Выпив, они помолчали, задумавшись.
— А что слышно у наших православных литовских заговорщиков? — спросил, наконец, Елизар. — Кажется, ты в последнее время общался с Никифором Любичем, дочь которого наблюдает за князем Федором и его братьями.
— Да, но пока ничего интересного там не происходит. Они затаились и пережидают, оправляясь после недавнего потрясения, которое чуть не стоило им головы.
— А-а-а, после доноса королю его братца Семена?
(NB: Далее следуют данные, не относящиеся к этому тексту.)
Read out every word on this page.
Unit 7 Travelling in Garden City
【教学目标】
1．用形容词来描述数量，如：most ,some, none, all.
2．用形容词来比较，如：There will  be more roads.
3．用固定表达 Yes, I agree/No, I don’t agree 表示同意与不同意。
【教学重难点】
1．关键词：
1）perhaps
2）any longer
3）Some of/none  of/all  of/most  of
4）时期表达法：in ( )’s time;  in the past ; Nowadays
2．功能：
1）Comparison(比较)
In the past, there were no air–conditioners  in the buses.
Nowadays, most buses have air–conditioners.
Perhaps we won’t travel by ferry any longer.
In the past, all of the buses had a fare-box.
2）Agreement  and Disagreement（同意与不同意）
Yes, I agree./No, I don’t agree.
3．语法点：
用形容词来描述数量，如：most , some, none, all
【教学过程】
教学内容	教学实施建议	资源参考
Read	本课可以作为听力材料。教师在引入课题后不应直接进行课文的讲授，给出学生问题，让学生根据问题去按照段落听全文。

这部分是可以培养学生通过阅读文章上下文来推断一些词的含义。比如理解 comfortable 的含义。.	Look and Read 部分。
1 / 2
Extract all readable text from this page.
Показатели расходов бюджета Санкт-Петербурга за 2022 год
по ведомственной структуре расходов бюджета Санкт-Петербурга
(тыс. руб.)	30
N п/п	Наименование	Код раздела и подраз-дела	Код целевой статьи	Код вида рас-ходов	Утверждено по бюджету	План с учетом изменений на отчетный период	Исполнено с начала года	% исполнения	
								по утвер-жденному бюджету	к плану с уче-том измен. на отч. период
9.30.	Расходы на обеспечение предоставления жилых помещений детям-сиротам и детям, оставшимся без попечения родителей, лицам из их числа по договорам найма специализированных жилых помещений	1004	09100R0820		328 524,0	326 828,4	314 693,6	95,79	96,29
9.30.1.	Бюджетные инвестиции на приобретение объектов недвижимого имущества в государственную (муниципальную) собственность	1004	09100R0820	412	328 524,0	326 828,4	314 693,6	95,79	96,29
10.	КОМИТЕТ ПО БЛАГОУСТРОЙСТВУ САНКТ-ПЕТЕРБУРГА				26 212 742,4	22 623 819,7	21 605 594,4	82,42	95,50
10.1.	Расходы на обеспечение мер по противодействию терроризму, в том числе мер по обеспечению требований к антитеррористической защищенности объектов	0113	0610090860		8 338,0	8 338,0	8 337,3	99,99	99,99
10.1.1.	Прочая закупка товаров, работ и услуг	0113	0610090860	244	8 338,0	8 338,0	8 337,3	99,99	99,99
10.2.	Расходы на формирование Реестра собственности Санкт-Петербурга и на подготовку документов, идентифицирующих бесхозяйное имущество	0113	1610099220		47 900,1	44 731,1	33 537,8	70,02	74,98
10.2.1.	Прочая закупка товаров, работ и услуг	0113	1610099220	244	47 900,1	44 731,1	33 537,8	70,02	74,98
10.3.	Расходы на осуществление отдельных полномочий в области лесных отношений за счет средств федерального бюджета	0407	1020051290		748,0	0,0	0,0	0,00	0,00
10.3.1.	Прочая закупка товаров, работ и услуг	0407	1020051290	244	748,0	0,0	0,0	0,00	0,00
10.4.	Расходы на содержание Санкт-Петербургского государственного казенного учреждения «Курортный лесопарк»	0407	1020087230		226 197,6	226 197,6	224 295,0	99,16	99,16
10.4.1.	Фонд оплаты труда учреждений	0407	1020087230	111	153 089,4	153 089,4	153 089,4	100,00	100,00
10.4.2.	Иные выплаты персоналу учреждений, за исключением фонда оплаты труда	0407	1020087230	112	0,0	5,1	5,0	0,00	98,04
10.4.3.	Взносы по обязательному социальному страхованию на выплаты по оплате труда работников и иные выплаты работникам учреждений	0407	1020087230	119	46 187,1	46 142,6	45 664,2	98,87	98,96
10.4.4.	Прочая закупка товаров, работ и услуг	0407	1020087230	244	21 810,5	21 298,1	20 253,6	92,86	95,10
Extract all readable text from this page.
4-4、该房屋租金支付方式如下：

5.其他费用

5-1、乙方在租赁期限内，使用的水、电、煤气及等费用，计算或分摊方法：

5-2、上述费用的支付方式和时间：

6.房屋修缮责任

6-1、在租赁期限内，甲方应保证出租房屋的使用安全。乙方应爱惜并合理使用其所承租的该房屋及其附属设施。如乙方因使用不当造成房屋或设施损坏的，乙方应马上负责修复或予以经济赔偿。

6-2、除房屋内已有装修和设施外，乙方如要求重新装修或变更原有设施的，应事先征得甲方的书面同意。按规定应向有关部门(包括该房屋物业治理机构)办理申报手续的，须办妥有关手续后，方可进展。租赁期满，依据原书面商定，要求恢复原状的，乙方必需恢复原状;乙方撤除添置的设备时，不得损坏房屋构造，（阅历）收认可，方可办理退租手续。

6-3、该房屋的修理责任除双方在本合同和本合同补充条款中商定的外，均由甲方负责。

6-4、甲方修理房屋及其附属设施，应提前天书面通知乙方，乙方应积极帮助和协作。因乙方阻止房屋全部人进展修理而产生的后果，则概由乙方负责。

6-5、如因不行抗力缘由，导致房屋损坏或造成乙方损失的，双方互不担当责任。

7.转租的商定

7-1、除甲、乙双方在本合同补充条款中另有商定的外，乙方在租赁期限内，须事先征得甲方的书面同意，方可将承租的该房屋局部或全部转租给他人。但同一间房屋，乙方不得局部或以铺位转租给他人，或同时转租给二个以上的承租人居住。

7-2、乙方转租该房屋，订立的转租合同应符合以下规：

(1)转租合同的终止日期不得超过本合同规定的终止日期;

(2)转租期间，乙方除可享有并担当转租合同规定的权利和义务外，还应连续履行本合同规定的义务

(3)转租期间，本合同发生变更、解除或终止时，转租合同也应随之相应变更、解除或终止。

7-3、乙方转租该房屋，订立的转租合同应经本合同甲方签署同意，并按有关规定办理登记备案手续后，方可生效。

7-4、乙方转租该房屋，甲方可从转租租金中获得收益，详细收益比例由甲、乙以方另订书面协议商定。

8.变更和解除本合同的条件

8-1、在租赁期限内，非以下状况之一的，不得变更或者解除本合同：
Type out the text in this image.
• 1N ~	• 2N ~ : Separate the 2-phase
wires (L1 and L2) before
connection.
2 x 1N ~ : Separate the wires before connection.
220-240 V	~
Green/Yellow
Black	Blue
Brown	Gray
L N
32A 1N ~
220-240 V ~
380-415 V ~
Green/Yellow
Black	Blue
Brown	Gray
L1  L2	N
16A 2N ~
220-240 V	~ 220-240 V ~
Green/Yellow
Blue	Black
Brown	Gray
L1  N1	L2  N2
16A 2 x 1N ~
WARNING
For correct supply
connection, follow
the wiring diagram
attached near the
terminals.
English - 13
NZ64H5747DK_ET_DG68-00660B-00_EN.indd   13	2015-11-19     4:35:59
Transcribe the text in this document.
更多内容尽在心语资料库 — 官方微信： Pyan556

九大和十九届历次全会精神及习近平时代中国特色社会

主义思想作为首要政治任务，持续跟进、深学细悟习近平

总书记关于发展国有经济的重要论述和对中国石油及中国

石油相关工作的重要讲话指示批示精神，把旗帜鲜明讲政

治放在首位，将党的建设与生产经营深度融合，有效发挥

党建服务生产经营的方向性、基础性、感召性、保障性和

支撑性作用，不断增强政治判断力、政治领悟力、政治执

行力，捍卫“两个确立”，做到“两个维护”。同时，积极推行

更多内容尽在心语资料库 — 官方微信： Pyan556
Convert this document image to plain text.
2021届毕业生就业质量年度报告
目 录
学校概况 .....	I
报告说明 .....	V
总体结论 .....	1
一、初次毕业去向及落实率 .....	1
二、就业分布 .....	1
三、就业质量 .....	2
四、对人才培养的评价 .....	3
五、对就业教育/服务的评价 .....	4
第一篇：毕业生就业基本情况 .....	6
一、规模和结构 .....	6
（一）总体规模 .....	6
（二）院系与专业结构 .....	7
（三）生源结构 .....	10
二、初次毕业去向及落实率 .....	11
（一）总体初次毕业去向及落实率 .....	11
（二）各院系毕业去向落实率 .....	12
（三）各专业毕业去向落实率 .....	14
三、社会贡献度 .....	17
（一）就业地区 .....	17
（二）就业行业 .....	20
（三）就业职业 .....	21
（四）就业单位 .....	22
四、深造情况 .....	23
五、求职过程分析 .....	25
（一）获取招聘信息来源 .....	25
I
— Да, ты, верно, помнишь, после того, как наш Савва передал Семена из рук в руки Федору, а тот отправил братца на вечную ссылку в Белую, Семен, казалось, окончательно спился, но потом вдруг выяснилось, что он подготовил неожиданный удар, и вот-вот отправит своих братьев на плаху. Мы уже собирались срочно вмешаться через сестру Марью, но тут внезапно появился наш старый московский знакомый Медведев с берегов Угры. По неизвестным нам мотивам — скорее всего из благодарности за помощь в поисках похищенной девушки, ловкую попытку спасения которой мы наблюдали вот из этого окна — помнишь? — он, очевидно, предостерег Федора, тот срочно помчался в Вильно, и все завершилось благополучно, а Семен снова оказался посрамленным. Однако мне с трудом верится, что он на этом успокоился.
— Это нетрудно проверить! — улыбнулся Елизар — Совсем недавно у нас в Белой появился новый брат Первой заповеди — некто Яким Сысоев. Он единственный в городке торговец солью, так что…
— Так что князю Семену не у кого больше покупать соль для своей кухни, а потому посоветуй брату Якиму обратить особое внимание на княжеский двор.
— Я сделаю это сегодня же. Похоже, князь Семен Бельский непредсказуем в своих поступках, а потому нам следовало бы поинтересоваться, чем он там сейчас занимается в своей Белой…
Тем временем князь Семен Бельский занимался в своей Белой фехтованием.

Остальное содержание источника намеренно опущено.